My jewelry bench is an antique oak rolltop desk with history.
A jeweler sits at her bench staring at the stones and raw metal that will become a creation to wear. The best benches are wooden. They are warm and hammerable. I have worked for years at both a traditional jeweler's benches at schools and art studios and at my wooden dining room table but I have never owned a real jeweler's bench. Nothing felt like it fit the space in my studio or inspired me to work..until now.
My parents bought this desk when I was a child in San Antonio, Texas from an antique dealer. It came back to California with us when we returned to our home state and my dad kept it in his office. He worked from it for years before replacing it with a larger one. It came to me in college. I wrote term papers on it and stored the mail on it. When it got too messy and cluttered with school work, I rolled the top down and closed it all away. Since then it has lived in my dad's storage. I forgot about it.
Recently I started thinking about benches. I really needed one. My dining room table was getting too messy, dusty, gemstone filled. Then I remembered rolling away the mess with the old rolltop desk. I called my dad. The most resourceful jewelers make their own tools and repurpose the old to suit themselves. Did he still have it? He did, and it was looking for a home.
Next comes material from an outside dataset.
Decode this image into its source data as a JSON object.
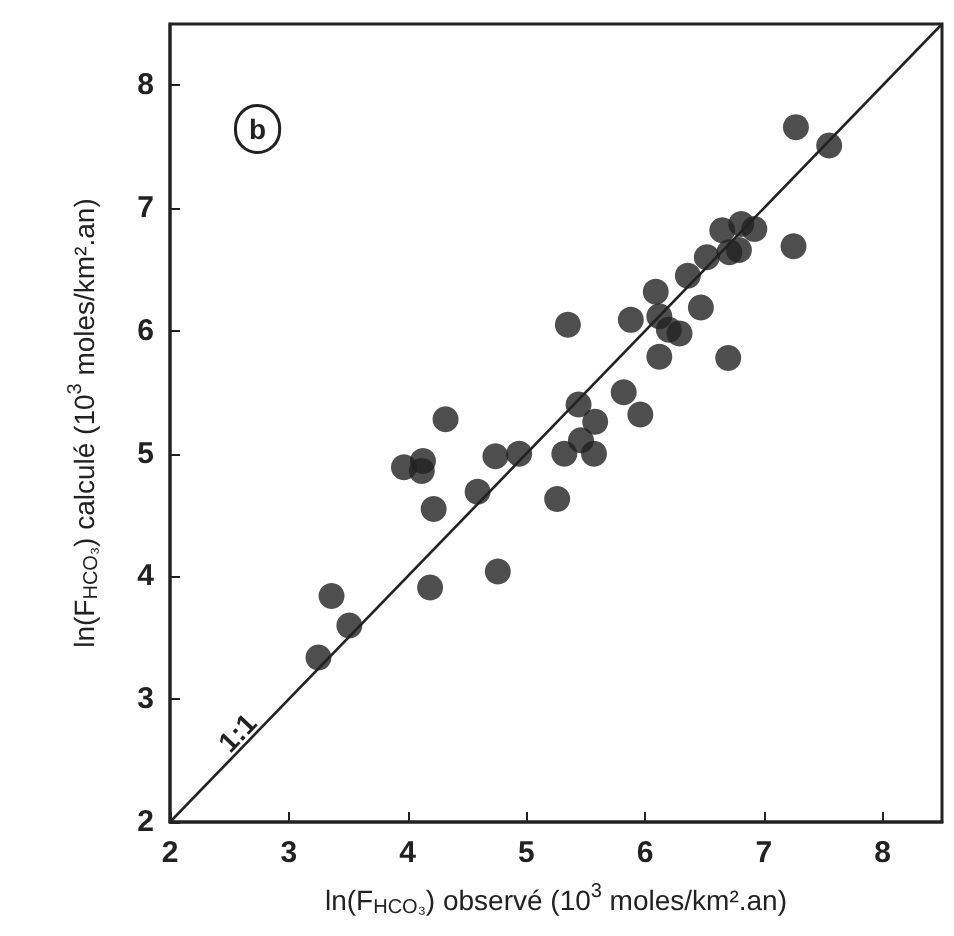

I waited until the weekend then I drove out to his farm in Winters, CA and there it was, all plastic wrapped and stashed in the barn, maybe waiting for me. My dad and I pulled it out only to discover that a rat had been calling it home for quite some time. He wasn't home anymore so we dumped out his nest, cleaned it up and broke it down to load in my truck. It breaks down for easy travel. The rolltop separates from the bottom and the drawers all come out. It's a good thing too because it barely fit in the truck.
The old rolltop desk is home with me again and it's living another life. I had to wash it out a few more times and air it in the sun for a few days before bringing it inside. Those rats are stinky little guys. But now it smells like wood and creativity and history......and it fits the space.